Evangelical support of same-sex marriage is on the rise. Among white evangelical Protestants, it rose from 11 percent in 2004 to 29 percent in 2019, according to the Pew survey. It also found that 4 in 10 of those who attend religious services once a week now favor same-sex marriage. Stanley’s public statements that conflict with Scripture, as well as his ties with groups such as Embracing the Journey, are emblematic of a wider problem, Kidd said.
As attendees at a sold-out parenting conference at North Point Community Church in Alpharetta, Ga., streamed out the doors into the parking lot, twin lines of blue-shirted volunteers cheered and held signs that read, “You are loved,” “You’ve got this,” and “You’re not alone.”
North Point held the conference, called “Unconditional,” at the end of September for “parents, ministry leaders, and counselors who want to love and support the LGBTQ+ community well.” Attendees snapped up every available ticket weeks in advance, even though some cost well over $500. The event’s 14 speakers included Andy Stanley, North Point’s founder and senior pastor, as well as two men, Justin Lee and Brian Nietzel, who are married to other men. Lee believes God blesses same-sex marriages, and Nietzel co-founded Renovus, a nonprofit that aims to create “a world where no one has to choose between their faith and sexual orientation.”
The conference was billed as an approach to supporting parents and their gay and transgender children in churches “from the quieter middle space.” But within evangelicalism, that space is one in which ministry leaders either subtly or blatantly assert that homosexuality and transgenderism are compatible with Christianity. It’s also a space that’s growing—fast.
Nearly a decade after the U.S. Supreme Court legalized same-sex marriage, church leaders face intensifying pressure to adopt current cultural language and messages about sexuality and gender. More pastors are capitulating, nudging evangelicalism down the same road that has gutted mainline Protestantism.
Until the 1960s, more than half of all American adults aligned with one of the seven mainline Protestant denominations, according to the Public Religion Research Institute. It’s a grouping scholars use for denominations such as the Evangelical Lutheran Church of America, the Presbyterian Church (USA), and the United Methodist Church. Since then, those denominations have been on a downward spiral. Today, they represent only about 10 percent to 13 percent of the population, according to surveys compiled by researcher Ryan Burge.
While other factors have contributed to that decline, congregants and churches have broken ranks in droves as mainline denominations take steps to affirm same-sex marriage and ordain homosexual and transgender clergy. Many who stayed approve the shift away from Biblical orthodoxy. Roughly two-thirds of white mainline Protestants now support same-sex marriage, according to a 2019 Pew Research Center survey.
Church historian Thomas Kidd argues that evangelical churches, including nondenominational congregations, have become the new mainline: “They’re the big churches in the South and Midwest now. They’re the culturally respectable churches.”

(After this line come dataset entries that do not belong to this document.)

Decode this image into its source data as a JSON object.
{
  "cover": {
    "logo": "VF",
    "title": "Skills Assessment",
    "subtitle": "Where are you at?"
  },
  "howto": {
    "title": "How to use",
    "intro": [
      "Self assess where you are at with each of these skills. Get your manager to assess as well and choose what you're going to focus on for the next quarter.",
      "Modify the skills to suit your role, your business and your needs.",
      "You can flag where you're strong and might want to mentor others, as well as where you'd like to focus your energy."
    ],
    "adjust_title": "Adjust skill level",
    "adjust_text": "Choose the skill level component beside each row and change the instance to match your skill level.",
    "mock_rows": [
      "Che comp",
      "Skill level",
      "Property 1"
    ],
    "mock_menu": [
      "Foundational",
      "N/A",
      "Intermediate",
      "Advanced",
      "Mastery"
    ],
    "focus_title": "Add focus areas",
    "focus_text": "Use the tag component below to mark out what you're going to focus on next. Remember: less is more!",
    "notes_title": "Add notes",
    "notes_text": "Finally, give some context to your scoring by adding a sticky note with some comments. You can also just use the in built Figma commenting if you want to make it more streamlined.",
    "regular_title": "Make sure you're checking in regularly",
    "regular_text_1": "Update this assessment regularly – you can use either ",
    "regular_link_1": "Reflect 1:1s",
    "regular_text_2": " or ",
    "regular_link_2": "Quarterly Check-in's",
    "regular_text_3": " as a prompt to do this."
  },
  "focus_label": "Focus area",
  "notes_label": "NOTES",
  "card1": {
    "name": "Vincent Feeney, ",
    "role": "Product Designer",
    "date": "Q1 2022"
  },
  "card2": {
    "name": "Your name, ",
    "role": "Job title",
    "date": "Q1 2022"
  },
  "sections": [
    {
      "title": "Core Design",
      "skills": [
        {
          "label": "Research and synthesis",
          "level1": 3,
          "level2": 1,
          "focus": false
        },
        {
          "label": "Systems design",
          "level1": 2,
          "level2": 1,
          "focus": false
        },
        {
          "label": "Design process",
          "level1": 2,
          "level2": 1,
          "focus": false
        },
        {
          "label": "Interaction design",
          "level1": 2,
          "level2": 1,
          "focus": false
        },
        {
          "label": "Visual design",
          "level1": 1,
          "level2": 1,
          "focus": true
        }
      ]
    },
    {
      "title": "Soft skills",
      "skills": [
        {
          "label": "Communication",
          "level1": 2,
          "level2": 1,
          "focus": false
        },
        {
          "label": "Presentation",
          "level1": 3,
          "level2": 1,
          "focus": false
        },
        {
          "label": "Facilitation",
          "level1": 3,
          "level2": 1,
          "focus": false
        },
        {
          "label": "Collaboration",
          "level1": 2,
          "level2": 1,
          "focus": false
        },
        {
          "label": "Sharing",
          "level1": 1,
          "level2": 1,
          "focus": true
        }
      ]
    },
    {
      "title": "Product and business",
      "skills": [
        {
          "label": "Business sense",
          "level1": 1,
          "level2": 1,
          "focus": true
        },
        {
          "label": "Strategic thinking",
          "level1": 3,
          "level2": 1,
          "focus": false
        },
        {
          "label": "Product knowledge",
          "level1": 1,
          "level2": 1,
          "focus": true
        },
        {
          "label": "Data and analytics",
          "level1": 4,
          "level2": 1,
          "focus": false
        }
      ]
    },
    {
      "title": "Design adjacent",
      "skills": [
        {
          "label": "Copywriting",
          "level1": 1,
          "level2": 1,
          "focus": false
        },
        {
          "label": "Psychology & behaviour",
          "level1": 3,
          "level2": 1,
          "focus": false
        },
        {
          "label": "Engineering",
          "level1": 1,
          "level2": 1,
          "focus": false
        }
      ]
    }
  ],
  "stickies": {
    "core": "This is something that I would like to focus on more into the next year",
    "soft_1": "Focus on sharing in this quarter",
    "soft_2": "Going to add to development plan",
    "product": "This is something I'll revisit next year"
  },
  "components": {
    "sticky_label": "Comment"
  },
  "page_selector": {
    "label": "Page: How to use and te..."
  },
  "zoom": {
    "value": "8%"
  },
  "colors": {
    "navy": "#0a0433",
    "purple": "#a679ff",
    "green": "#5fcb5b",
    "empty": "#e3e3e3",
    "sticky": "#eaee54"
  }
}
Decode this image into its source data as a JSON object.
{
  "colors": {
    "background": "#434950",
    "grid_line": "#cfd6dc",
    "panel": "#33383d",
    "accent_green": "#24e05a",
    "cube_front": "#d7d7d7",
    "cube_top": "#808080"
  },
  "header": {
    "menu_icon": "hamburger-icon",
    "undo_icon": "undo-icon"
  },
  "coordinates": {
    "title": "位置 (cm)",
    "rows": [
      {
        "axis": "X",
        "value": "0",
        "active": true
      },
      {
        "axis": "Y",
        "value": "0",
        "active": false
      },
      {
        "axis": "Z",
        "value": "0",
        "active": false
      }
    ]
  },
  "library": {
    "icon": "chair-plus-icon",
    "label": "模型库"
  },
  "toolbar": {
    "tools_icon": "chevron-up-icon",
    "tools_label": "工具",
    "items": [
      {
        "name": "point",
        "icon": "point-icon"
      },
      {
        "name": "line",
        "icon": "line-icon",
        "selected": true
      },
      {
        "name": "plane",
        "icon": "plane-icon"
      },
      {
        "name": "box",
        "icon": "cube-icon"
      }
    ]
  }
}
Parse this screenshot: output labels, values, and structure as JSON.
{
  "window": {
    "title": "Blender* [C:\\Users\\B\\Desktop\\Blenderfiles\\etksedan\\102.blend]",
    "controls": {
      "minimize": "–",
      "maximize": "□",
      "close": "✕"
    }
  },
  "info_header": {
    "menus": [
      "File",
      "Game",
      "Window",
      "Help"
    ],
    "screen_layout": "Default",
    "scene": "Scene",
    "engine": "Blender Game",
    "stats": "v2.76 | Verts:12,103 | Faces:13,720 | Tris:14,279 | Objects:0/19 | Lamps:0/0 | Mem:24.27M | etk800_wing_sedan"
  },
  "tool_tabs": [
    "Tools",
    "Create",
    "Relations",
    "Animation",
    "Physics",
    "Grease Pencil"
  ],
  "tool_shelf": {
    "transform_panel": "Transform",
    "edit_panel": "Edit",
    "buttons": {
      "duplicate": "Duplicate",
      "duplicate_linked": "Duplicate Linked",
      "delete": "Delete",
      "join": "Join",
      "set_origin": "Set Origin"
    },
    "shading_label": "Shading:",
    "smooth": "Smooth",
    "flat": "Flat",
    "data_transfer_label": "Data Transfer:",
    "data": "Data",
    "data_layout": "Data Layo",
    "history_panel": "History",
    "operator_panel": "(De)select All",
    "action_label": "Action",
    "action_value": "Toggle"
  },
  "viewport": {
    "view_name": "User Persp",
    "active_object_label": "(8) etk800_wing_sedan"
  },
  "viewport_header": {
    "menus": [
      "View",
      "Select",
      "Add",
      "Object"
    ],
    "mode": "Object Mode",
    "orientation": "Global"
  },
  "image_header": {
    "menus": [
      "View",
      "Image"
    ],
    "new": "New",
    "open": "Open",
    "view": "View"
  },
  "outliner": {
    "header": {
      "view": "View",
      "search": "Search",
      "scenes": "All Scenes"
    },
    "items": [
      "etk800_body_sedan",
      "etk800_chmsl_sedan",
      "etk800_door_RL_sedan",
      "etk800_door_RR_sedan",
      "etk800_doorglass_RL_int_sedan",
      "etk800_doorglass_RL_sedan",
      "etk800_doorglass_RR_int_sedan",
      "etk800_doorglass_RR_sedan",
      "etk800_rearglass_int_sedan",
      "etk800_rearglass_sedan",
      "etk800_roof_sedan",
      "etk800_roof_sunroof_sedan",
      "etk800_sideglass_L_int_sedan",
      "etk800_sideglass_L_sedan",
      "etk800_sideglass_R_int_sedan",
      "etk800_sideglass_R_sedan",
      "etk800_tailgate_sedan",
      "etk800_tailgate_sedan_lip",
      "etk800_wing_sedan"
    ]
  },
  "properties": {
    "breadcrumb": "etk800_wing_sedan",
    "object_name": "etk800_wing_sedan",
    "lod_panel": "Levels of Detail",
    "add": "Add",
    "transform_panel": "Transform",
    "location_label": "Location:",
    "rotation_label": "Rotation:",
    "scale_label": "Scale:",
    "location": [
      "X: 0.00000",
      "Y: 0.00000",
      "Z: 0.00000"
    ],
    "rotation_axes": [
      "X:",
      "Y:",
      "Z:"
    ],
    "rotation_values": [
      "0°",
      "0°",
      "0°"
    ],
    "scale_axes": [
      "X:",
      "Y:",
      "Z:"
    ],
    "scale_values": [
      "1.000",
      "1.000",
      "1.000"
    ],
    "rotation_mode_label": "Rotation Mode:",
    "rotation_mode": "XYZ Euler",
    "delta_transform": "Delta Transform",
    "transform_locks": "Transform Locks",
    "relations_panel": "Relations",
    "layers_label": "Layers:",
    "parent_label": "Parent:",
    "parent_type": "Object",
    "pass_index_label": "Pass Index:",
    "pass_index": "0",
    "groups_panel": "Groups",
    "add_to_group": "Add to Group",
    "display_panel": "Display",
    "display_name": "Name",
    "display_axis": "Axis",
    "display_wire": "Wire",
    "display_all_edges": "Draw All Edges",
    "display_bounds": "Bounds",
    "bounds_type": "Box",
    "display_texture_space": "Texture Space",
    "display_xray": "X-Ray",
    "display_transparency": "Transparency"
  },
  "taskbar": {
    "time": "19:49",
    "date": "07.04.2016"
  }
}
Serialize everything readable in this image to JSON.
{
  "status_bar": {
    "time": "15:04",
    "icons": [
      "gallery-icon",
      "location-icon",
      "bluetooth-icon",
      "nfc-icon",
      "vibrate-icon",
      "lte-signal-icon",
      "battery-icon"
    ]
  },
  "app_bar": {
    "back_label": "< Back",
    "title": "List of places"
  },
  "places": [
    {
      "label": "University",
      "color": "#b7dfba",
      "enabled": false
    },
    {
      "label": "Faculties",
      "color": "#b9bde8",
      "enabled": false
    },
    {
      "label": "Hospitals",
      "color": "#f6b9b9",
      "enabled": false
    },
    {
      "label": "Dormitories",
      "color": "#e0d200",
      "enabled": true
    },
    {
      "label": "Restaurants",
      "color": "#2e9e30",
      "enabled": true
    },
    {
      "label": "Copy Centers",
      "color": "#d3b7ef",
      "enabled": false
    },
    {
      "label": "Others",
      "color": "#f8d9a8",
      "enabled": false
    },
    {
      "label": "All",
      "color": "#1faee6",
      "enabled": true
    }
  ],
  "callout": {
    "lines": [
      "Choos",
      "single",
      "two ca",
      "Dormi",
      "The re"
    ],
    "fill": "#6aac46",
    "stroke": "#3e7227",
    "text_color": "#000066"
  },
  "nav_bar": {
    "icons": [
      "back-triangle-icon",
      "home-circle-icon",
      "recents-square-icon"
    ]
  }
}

Between 2010 and 2020, nondenominational churches added 9,000 congregations and 2 million attendees, according to the 2020 U.S. Religion Census. Now, nondenominational churches represent the nation’s third-largest religious group after Catholics and churches affiliated with the Southern Baptist Convention.
Part of the appeal of nondenominational churches is that they carry less institutional baggage. But many emphasize individualism and lack theological accountability, making it easier for church leaders to adopt changing cultural messages, such as those about sexuality and gender.
Kidd, a research professor of church history at Midwestern Baptist Theological Seminary, says evangelical churches that hold to traditional views on marriage and sexuality will face increasing scorn: “What price are they willing to pay to maintain their status?”
PARENTS LIKE GREG AND LYNN MCDONALD, the couple behind the Unconditional Conference, have become a driving force in evangelicalism’s shift. The McDonalds’ own shift began on the darkest day of their parenting experience. They were on their way out the door to a farmers market, but Greg couldn’t escape a nagging thought. He told Lynn he’d be a few minutes and ran down the steps to their 17-year-old son’s bedroom. The computer was on, and Greg pulled up the search history. He found what he’d feared—pornography—and something even more alarming: The images that filled the screen didn’t include women, only men.